The journey brings all forms of hardships: not only is the pimp and his heavies hot on their tail, but with no money the travellers need to live on their wits. In a topical nod to the political situation of the times, en route our travellers’ bus is stopped at a random police checkpoint, and the police immediately home in on Byeong-tae: any male of university age could be a commie student activist. Similarly, at the start of the story, as Byeong-tae walks through the university campus with Min-woo, the beggar is recognised by one of the professors and tries to pretend he is someone else, suggesting a chequered past (in activism?) at the university.
Choe In-ho’s original story was set in summer, but Bae decided to move the setting to the winter months to allow the snow-clad Korean landscape to give a sentimental, poetic feeling. At the Q+A following the screening at the London Korean Film Festival someone asked what Bae’s favourite scene in the movie was; Bae answered that the star of the show is the beautiful, brutal winter scenery.
Whale Hunting topped the box office in 1984. People liked it for its escapism, and for its nostalgia for the countryside. There was a realisation that many people had a tough time making a living in the rapidly developing Korea of the 1980s – a feeling more obvious in People of the Slum – and Bae wanted to stress that even though one might not be economically successful, much of the value in life comes from the bond with one’s neighbours. In his debut movie “neighbour” in this context was meant literally, but by the time of Whale Hunting Bae had expanded on this. Just as in the parable of the Good Samaritan, a neighbour is not someone who lives next to you or who comes from your social or cultural background: it is potentially any fellow human being. Thus it is the bond of warmth and mutual support between the trio of misfits in Whale Hunting that enables them to succeed in their journey. Put another way, the whale that is being hunted is not necessarily something far away or beyond one’s reach: it can be found inside the heart.
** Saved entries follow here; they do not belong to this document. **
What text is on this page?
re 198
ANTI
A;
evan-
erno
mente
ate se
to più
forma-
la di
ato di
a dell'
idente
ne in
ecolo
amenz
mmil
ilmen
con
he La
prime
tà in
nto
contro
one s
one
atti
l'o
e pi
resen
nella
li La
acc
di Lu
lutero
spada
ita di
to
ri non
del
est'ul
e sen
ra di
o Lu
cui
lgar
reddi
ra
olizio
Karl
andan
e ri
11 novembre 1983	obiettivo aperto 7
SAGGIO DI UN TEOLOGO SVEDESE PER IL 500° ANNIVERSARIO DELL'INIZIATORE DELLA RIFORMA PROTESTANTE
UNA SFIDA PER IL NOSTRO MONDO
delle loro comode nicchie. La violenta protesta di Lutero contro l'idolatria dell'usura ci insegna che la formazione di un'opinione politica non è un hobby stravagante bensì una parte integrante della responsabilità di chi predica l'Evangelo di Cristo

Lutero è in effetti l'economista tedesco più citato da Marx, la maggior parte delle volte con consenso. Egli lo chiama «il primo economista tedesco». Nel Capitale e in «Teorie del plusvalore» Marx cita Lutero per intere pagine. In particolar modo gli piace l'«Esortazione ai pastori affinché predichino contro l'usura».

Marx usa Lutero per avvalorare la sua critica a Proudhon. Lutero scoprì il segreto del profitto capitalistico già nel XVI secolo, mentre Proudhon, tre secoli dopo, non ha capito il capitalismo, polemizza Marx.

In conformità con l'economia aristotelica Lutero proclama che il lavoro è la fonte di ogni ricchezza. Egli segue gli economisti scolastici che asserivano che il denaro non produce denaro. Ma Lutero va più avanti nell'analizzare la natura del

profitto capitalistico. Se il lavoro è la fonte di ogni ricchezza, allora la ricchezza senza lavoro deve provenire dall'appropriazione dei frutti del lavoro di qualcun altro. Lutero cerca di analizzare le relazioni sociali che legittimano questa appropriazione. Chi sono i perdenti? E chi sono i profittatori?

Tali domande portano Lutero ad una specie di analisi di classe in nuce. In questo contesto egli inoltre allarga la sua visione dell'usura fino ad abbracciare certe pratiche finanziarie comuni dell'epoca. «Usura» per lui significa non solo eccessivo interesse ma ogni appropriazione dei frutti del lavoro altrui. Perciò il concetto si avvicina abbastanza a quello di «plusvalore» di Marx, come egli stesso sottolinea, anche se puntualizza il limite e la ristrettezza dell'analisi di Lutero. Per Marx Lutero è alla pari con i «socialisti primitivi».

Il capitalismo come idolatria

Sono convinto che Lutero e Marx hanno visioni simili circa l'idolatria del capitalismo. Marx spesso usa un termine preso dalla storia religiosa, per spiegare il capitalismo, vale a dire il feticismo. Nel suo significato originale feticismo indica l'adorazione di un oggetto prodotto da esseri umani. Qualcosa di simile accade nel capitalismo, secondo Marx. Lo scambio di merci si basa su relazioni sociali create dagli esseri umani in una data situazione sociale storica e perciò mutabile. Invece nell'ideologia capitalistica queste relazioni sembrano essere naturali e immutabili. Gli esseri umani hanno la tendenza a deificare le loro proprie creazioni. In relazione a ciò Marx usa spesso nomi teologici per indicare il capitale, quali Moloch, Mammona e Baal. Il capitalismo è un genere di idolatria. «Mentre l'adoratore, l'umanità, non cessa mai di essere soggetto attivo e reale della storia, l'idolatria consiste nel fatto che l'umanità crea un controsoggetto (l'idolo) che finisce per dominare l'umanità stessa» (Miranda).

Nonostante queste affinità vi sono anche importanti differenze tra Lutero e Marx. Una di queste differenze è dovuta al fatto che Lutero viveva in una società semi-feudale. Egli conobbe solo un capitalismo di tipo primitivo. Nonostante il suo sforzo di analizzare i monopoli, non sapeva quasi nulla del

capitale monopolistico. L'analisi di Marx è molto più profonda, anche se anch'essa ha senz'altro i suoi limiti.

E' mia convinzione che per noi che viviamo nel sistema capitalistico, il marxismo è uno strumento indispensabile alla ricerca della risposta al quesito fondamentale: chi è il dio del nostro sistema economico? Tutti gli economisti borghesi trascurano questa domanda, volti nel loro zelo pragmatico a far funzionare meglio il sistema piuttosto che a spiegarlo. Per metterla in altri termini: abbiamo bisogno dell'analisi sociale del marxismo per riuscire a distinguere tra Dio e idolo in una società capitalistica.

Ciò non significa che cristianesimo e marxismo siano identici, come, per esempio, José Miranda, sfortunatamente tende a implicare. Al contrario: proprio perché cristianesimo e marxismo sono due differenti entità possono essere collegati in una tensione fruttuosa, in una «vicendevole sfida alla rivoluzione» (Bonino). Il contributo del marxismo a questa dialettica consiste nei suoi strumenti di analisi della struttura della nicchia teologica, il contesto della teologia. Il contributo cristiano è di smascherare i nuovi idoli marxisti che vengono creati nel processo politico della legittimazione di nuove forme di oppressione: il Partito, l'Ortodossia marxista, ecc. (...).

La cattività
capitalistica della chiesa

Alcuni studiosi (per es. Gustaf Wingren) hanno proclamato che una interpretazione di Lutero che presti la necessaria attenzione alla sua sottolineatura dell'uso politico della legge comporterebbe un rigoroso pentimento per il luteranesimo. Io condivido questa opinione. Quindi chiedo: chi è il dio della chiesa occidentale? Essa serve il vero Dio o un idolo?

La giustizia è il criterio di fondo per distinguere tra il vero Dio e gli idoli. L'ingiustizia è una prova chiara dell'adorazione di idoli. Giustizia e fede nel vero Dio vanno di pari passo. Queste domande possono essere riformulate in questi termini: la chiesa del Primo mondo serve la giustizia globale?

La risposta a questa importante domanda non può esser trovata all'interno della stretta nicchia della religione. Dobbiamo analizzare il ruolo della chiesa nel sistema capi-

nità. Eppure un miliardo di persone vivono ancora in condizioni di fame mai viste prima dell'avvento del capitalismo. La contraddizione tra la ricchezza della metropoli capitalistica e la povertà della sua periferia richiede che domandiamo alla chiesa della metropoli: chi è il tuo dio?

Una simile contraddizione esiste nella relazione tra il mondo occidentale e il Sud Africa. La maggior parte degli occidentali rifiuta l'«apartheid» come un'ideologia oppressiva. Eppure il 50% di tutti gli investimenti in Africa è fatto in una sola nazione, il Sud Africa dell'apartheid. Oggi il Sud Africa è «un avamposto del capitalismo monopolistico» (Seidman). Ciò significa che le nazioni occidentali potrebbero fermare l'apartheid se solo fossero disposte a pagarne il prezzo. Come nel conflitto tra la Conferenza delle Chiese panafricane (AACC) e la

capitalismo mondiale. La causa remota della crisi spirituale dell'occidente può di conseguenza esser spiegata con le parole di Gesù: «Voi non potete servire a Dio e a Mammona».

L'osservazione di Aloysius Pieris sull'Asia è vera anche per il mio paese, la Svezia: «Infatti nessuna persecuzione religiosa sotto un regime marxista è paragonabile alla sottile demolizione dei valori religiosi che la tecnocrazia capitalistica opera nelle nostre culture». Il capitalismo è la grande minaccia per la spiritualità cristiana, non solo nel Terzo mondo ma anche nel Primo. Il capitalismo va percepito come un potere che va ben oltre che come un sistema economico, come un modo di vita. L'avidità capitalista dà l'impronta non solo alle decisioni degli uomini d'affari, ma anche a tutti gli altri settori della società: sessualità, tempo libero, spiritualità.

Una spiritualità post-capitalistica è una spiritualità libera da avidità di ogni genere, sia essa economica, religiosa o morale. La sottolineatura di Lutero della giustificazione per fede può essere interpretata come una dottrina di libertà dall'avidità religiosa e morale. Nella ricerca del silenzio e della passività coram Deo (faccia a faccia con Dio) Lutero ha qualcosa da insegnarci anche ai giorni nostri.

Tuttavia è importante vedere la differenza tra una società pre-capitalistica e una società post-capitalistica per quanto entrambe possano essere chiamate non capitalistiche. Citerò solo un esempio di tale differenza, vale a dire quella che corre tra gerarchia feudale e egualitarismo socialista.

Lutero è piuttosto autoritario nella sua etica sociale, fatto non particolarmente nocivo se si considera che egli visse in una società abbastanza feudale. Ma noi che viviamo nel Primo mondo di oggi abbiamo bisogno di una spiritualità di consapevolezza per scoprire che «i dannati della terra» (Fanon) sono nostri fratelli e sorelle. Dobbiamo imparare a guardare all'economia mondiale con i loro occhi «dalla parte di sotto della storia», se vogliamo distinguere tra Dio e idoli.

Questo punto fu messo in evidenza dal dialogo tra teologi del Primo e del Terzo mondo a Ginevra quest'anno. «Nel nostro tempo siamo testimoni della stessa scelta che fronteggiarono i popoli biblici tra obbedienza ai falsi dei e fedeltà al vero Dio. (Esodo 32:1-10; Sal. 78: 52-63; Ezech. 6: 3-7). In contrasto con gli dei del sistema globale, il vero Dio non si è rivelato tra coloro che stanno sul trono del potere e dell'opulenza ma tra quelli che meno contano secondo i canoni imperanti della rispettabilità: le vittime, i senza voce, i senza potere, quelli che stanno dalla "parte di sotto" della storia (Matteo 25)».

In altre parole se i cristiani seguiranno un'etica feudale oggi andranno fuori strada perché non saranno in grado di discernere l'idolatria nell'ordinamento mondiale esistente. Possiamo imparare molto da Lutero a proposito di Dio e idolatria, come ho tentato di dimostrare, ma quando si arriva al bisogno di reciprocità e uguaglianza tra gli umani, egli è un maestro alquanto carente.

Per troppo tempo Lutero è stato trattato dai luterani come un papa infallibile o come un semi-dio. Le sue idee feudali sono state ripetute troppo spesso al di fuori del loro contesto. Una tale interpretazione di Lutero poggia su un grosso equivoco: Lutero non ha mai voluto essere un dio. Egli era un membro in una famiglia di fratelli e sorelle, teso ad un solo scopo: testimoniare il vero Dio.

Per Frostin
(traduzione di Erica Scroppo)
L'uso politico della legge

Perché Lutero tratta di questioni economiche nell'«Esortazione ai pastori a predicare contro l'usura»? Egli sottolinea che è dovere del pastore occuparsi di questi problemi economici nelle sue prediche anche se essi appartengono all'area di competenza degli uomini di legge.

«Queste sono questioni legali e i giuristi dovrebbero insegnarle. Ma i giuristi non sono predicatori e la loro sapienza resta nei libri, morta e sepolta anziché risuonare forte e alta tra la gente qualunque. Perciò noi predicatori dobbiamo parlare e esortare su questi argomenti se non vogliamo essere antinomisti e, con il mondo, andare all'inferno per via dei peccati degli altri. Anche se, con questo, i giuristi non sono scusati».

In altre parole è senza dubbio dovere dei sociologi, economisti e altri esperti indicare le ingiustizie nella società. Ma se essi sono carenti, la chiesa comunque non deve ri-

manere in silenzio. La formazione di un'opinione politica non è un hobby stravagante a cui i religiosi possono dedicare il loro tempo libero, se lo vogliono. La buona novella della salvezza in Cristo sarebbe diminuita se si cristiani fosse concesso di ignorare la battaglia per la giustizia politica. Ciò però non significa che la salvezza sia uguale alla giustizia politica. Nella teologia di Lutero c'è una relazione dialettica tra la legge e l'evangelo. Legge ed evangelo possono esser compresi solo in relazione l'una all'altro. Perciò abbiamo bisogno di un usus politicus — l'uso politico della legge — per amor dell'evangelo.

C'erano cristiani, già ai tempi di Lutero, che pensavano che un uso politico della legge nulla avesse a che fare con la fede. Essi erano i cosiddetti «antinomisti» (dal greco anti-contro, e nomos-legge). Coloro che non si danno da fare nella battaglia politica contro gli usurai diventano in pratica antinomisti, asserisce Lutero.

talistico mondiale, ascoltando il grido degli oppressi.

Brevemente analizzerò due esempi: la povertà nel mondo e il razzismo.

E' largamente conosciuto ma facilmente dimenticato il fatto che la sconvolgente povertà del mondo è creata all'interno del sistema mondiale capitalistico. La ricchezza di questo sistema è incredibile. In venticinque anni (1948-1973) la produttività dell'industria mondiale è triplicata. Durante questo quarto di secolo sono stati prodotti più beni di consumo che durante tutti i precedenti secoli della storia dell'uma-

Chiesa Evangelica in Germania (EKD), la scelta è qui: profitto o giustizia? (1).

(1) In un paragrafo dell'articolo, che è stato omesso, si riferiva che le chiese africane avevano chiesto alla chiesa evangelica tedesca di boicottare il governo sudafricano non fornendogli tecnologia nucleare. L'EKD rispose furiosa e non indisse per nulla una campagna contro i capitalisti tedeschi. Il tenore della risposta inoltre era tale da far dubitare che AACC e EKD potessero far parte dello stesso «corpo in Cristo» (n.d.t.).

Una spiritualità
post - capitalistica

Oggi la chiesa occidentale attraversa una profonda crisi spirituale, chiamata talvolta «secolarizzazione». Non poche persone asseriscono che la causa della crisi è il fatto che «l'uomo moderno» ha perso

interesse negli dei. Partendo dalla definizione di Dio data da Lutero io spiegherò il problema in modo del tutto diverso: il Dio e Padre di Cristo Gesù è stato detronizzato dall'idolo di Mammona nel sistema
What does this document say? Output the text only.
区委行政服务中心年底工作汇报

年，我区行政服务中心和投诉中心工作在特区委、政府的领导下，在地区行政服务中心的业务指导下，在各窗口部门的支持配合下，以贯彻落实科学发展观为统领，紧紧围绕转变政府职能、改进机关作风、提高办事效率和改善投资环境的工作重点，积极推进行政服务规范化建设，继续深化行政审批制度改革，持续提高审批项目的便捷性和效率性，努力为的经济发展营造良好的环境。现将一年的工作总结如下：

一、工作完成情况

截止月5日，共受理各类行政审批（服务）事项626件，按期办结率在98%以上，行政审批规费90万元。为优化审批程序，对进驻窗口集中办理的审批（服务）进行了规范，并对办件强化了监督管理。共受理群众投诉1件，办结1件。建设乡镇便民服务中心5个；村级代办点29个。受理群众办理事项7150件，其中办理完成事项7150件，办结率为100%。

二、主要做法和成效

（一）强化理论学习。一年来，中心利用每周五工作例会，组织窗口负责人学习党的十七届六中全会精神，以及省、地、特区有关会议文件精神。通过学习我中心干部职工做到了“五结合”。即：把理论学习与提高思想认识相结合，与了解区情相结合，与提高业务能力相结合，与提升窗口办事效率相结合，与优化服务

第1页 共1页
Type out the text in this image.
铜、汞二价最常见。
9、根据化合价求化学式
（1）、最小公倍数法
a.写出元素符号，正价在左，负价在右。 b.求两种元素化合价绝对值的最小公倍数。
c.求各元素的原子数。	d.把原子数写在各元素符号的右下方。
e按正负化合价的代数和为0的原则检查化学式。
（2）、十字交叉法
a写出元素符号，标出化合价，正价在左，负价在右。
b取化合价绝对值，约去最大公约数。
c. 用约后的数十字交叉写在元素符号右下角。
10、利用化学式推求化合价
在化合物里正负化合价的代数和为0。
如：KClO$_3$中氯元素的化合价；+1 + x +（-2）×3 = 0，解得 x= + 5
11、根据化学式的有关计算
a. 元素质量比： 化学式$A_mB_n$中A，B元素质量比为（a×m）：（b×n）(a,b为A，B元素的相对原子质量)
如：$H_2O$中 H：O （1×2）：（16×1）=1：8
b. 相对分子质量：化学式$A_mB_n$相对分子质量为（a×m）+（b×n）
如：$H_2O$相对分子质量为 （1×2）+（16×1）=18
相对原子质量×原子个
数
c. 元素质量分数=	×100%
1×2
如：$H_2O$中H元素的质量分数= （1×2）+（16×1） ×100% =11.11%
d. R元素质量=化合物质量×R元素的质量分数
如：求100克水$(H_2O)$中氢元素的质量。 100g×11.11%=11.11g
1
Whale Hunting is an amusing, gentle, warm-hearted film: all three central characters are sympathetic, and each gains something from the journey. Even the pimp and his goons find something of value that they did not expect. If you find Ahn Sung-ki’s acting style over the top, his is a comic character and Bae commented in the Q+A that the acting style was typical of the time.
Kim Soo-cheol who plays the geek Byeong-tae is a noted rock musician, and contributed the score to the film. This is his one appearance in front of the camera.